Ramos lay a few feet away, his hands twitching and his armor pockmarked and smoking. Ford gasped from a ragged chest wound. Eraserhead was in even worse shape with one arm blown off.

Wade knew he should pinch off Eraserhead’s artery to keep him from bleeding out, lash a tourniquet around the upper part of the limb, and slap a Kerlix bandage onto the stump. He should stab Ford’s chest with an angiocatheter to release air and keep the man’s lungs from collapsing. Then get both of them a Medevac.

Wade didn’t move. The men were splattered in blood. Blood crawling with live virus.

He’d seen microscope images of the Bug in one of the endless PowerPoint presentations the Brass was always sending down to the front-line troops. The Bug looked like little worms that lived in bodily fluids, seeking out the brain and its fertile tissues, where it fed.

The men lying in that hallway were his friends. They were wounded.

I’m going to help.

He did nothing.

He would die for them. If given the chance, they would have died for him.

Still he did nothing.

Ramos pushed himself up onto one elbow and coughed blood onto the floor. Half his face grinned at Wade. The other half looked like hamburger burning on a grill.

Of all of them, Ramos had the biggest reason to walk away from all this. Go over the hill, go Elvis, desert. Boston was his hometown. The man’s sister lived not far from the Air Force facility the battalion was using as a forward operating base. She and her kid lived in constant fear with their furniture stacked against the front door of their apartment. The squad went out there regularly with Ramos to check on them and deliver groceries and water.

But Ramos had stayed. It wasn’t just that he was true blue Army, one of the gung-ho mo-fos. Wade knew the man believed that every time he put down one of the infected, Maria and little Thomas Flores were a bit safer.

The sergeant would never see his family again.

“Gonna make a hole.” Ramos held up his knife. “Make it wide.”

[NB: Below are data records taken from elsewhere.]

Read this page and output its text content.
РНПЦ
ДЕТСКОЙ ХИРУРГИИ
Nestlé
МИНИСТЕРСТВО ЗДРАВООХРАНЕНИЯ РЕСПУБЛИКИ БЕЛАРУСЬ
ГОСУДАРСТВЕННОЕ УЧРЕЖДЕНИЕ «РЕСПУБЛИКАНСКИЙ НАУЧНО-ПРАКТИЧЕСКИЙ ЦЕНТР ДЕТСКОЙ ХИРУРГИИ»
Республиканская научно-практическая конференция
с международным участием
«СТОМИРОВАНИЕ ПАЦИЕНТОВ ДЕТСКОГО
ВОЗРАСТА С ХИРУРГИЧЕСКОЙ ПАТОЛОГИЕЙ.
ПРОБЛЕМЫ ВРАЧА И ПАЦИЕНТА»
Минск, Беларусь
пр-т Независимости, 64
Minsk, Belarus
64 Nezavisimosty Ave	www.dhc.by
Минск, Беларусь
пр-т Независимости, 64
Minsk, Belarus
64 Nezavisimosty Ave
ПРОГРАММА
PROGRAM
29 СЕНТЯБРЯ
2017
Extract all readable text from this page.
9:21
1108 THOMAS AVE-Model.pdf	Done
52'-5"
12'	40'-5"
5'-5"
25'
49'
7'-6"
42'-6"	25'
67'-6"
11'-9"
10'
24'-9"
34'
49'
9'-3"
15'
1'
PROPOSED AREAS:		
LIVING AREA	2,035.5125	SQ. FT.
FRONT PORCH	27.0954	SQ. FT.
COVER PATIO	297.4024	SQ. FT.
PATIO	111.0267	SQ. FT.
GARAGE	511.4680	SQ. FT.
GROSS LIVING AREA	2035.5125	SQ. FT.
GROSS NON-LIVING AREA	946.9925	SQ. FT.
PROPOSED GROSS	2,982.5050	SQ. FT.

Wade looked around for a weapon but saw nothing that could help him.

Ramos struggled to his feet. He swayed, chuckling softly. His one good eye burned with hilarity and malice.

Wade remembered his last conversation with Beth. She’d been under the control of the Bug, but she was still in there. He could still reach her.

“Think about your family, Sergeant.”

Ramos doubled over choking with laughter. He vomited more blood.

“Thank about Maria. Think about Thomas.”

Ramos took off his helmet and dropped it among the dead. He ran his bloody hand across his crew cut and licked the edge of his knife. “I’m gonna make you one of us.”